Tracking the bats to their summer home is made easier through the advent of technology. Biologists trim fur from between the bats shoulders and apply a small radio transmitter using a drop of surgical glue. The glue breaks down in about 20 days and the transmitter falls off, but not before researchers are able to find the roost tree.
Researchers use a plane to fly over the suspected area with a special receiver to detect a signal. Once the general direction and location is found, ground crews move in and locate the exact tree using a smaller hand-held receiver.
“Usually the bats are found in agricultural areas right on the edge of fields. The trees that they pick are dead, but not just any dead tree will do, they prefer trees where the bark is sluffing off,” says Simpson. “The bark pops loose at the bottom and is still connected at the top, creating a space between the bark and the trunk of the tree that the bats can crawl up in.”
Dead trees with a suitable bark for roosting do not last very long in the forest and landowners will often get rid of dead trees found on a field edge. Dustin Thames found this latest maternity colony tree and was able to save it from the blade of a dozier.

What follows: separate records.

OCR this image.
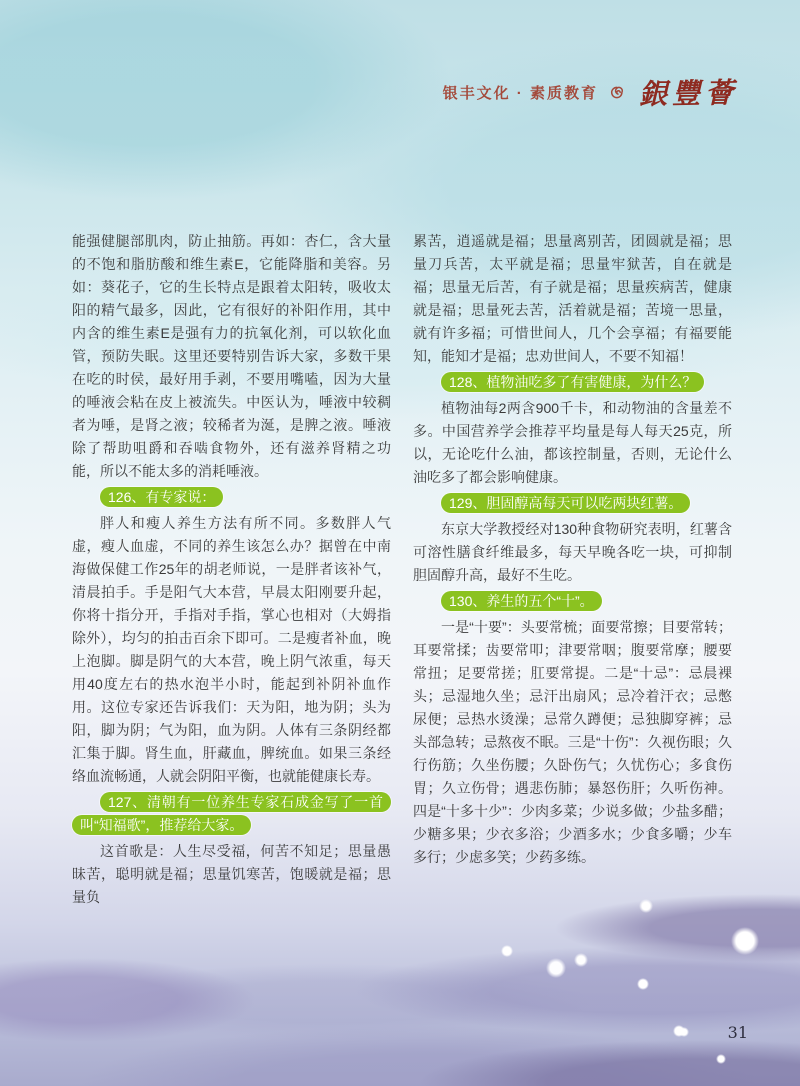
银丰文化 · 素质教育 銀豐薈

能强健腿部肌肉，防止抽筋。再如：杏仁，含大量的不饱和脂肪酸和维生素E，它能降脂和美容。另如：葵花子，它的生长特点是跟着太阳转，吸收太阳的精气最多，因此，它有很好的补阳作用，其中内含的维生素E是强有力的抗氧化剂，可以软化血管，预防失眠。这里还要特别告诉大家，多数干果在吃的时侯，最好用手剥，不要用嘴嗑，因为大量的唾液会粘在皮上被流失。中医认为，唾液中较稠者为唾，是肾之液；较稀者为涎，是脾之液。唾液除了帮助咀爵和吞啮食物外，还有滋养肾精之功能，所以不能太多的消耗唾液。

126、有专家说：

胖人和瘦人养生方法有所不同。多数胖人气虚，瘦人血虚，不同的养生该怎么办？据曾在中南海做保健工作25年的胡老师说，一是胖者该补气，清晨拍手。手是阳气大本营，早晨太阳刚要升起，你将十指分开，手指对手指，掌心也相对（大姆指除外），均匀的拍击百余下即可。二是瘦者补血，晚上泡脚。脚是阴气的大本营，晚上阴气浓重，每天用40度左右的热水泡半小时，能起到补阴补血作用。这位专家还告诉我们：天为阳，地为阴；头为阳，脚为阴；气为阳，血为阴。人体有三条阴经都汇集于脚。肾生血，肝藏血，脾统血。如果三条经络血流畅通，人就会阴阳平衡，也就能健康长寿。

127、清朝有一位养生专家石成金写了一首叫“知福歌”，推荐给大家。

这首歌是：人生尽受福，何苦不知足；思量愚昧苦，聪明就是福；思量饥寒苦，饱暖就是福；思量负

累苦，逍遥就是福；思量离别苦，团圆就是福；思量刀兵苦，太平就是福；思量牢狱苦，自在就是福；思量无后苦，有子就是福；思量疾病苦，健康就是福；思量死去苦，活着就是福；苦境一思量，就有许多福；可惜世间人，几个会享福；有福要能知，能知才是福；忠劝世间人，不要不知福！

128、植物油吃多了有害健康，为什么？

植物油每2两含900千卡，和动物油的含量差不多。中国营养学会推荐平均量是每人每天25克，所以，无论吃什么油，都该控制量，否则，无论什么油吃多了都会影响健康。

129、胆固醇高每天可以吃两块红薯。

东京大学教授经对130种食物研究表明，红薯含可溶性膳食纤维最多，每天早晚各吃一块，可抑制胆固醇升高，最好不生吃。

130、养生的五个“十”。

一是“十要”：头要常梳；面要常擦；目要常转；耳要常揉；齿要常叩；津要常咽；腹要常摩；腰要常扭；足要常搓；肛要常提。二是“十忌”：忌晨裸头；忌湿地久坐；忌汗出扇风；忌冷着汗衣；忌憋尿便；忌热水烫澡；忌常久蹲便；忌独脚穿裤；忌头部急转；忌熬夜不眠。三是“十伤”：久视伤眼；久行伤筋；久坐伤腰；久卧伤气；久忧伤心；多食伤胃；久立伤骨；遇悲伤肺；暴怒伤肝；久听伤神。四是“十多十少”：少肉多菜；少说多做；少盐多醋；少糖多果；少衣多浴；少酒多水；少食多嚼；少车多行；少虑多笑；少药多练。

31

“I got out to this piece of property and discussed with the landowner what I would like to do. He was very interested in the project”, said Thames, “Once I gained access to the land I found a dead tree right on the edge of a drainage that if I hadn’t identified it when I did would have probably been pushed down.”
The goal of this project is to work with landowners to protect areas where these trees are found and possibly enhance the area with artificial habitat that will provide summer habitat for a longer period of time.